Ik ben recentelijk verwittigd geweest dat mijn grond zal onteigend worden om er een parking op aan te leggen dat kadert in een plan van openbaar nut…
Ik hoopte al gedurende 20 jaar echter er op te mogen bouwen en te wonen maar omdat het perceel in een reservegebied voor woonwijken ligt en de gemeente nooit is overgegaan tot het opstellen van een bijzonder plan van aanleg was me dat voortdurend geweigerd.
Onteigening uiteindelijk is eveneens een uitweg maar tot mijn grote verbazing wanneer de gemeente een prijsvoorstel deed, bleek de grond niet de normale bouwgrondprijzen gevolgd te hebben (in mijn nadeel!)
Ik heb dan een schatting laten maken door een onafhankelijk studiebureau welke volgens het normaal verloop van de bouwgrondprijs de berekening maakte op basis van de tekortschatting, opgelegd 20 jaar geleden, op de verkoopprijs overeen gekomen tussen mijn oom en ik. Deze ligt 2 maal hoger dan hetgeen de gemeente voorstelt.
Zelfde conclusie gebruikmakend van de simulatie pagina http://www.stadim.be/2005/nl/publiek.asp op basis van bouwgrond.
Ik probeer nu de reele waarde van die grond te bekomen. De gemeente vertelt me dat ze niet boven de huidige schatting mag gaan van het registratiekantoor welke me destijds beboete, maar toen ik me tot die dienst richtte om bevestiging van het bedrag was het antwoord dat ze dat niet mogen meedelen!
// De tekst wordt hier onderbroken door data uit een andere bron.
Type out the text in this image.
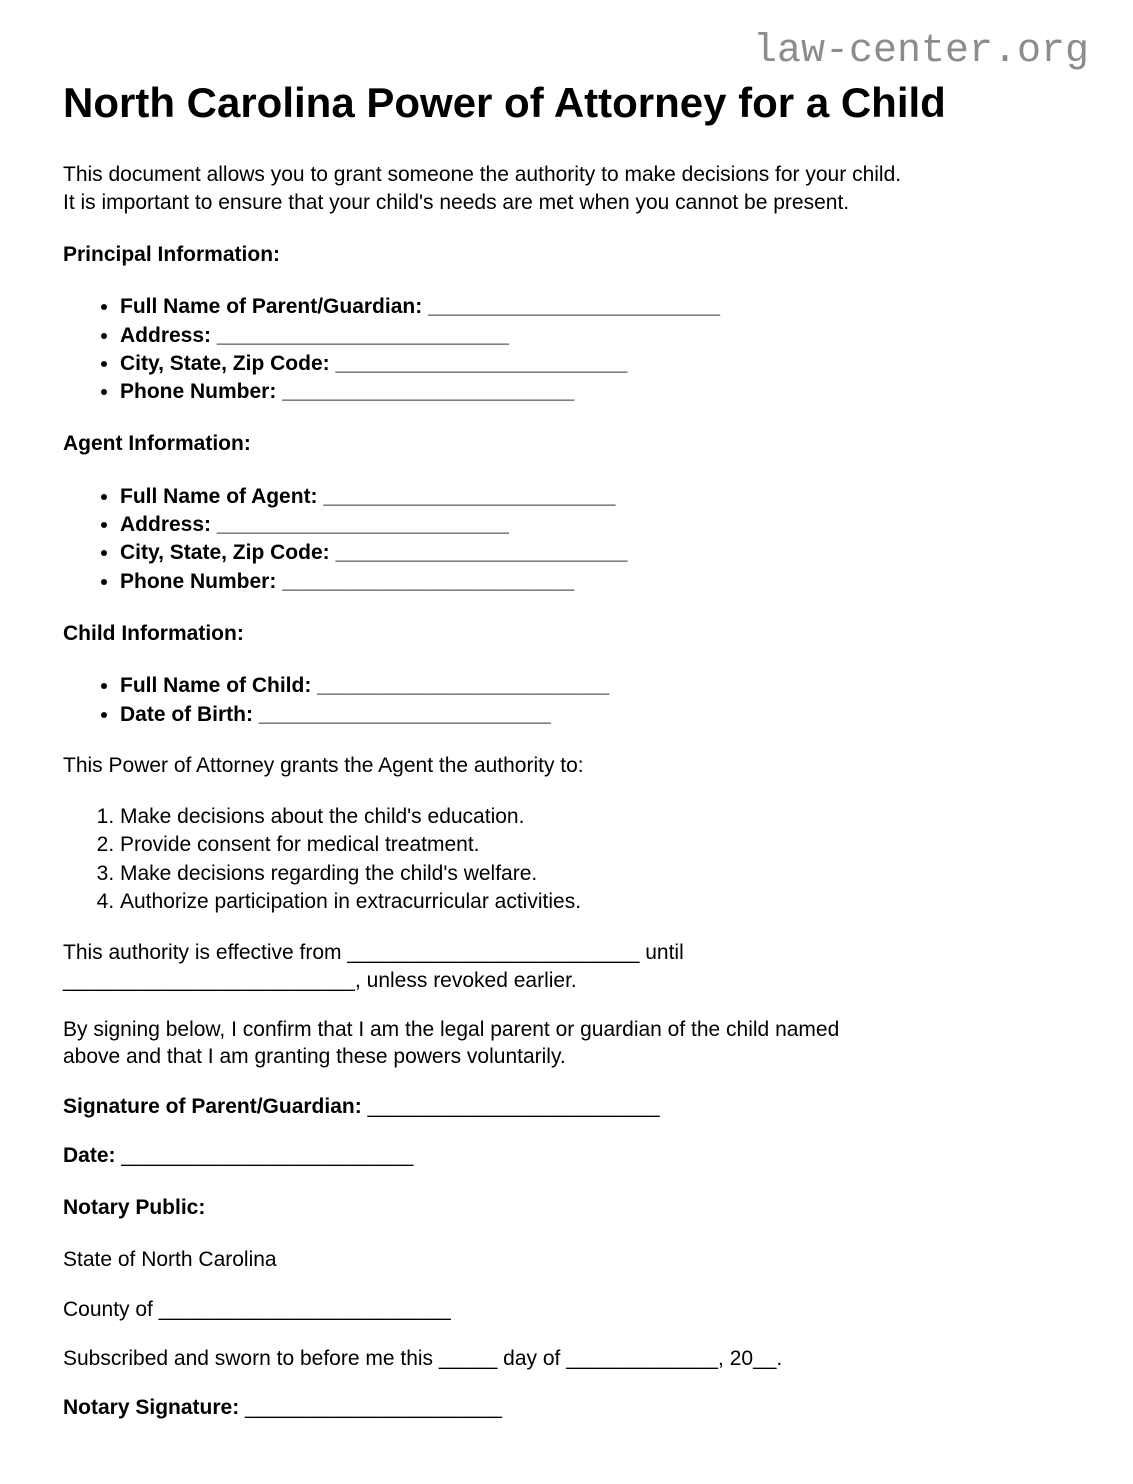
law-center.org
North Carolina Power of Attorney for a Child

This document allows you to grant someone the authority to make decisions for your child.
It is important to ensure that your child's needs are met when you cannot be present.

Principal Information:
• Full Name of Parent/Guardian: _________________________
• Address: _________________________
• City, State, Zip Code: _________________________
• Phone Number: _________________________
Agent Information:
• Full Name of Agent: _________________________
• Address: _________________________
• City, State, Zip Code: _________________________
• Phone Number: _________________________
Child Information:
• Full Name of Child: _________________________
• Date of Birth: _________________________

This Power of Attorney grants the Agent the authority to:

1. Make decisions about the child's education.
2. Provide consent for medical treatment.
3. Make decisions regarding the child's welfare.
4. Authorize participation in extracurricular activities.

This authority is effective from _________________________ until
_________________________, unless revoked earlier.

By signing below, I confirm that I am the legal parent or guardian of the child named
above and that I am granting these powers voluntarily.

Signature of Parent/Guardian: _________________________

Date: _________________________

Notary Public:

State of North Carolina

County of _________________________

Subscribed and sworn to before me this _____ day of _____________, 20__.

Notary Signature: ______________________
Zou een tekort schatting opgelegd bij het aanschaffen van een grond mogen geextrapoleerd worden op 20 jaar (de waarde was toen bepaald op twee derde 2/3 van de toenmalige bouwgrondprijs) of kunnen andere factoren dat hebben kunnen doen zakken?
Er is nog niets schriftelijk overeen gekomen tussen mij en de gemeente, maar waarop zou een rechter zich berusten in geval er geen overeenkomst kan bekomen worden?
Sorry voor het lange verhaal en graag uw mening.
Prettige feesten!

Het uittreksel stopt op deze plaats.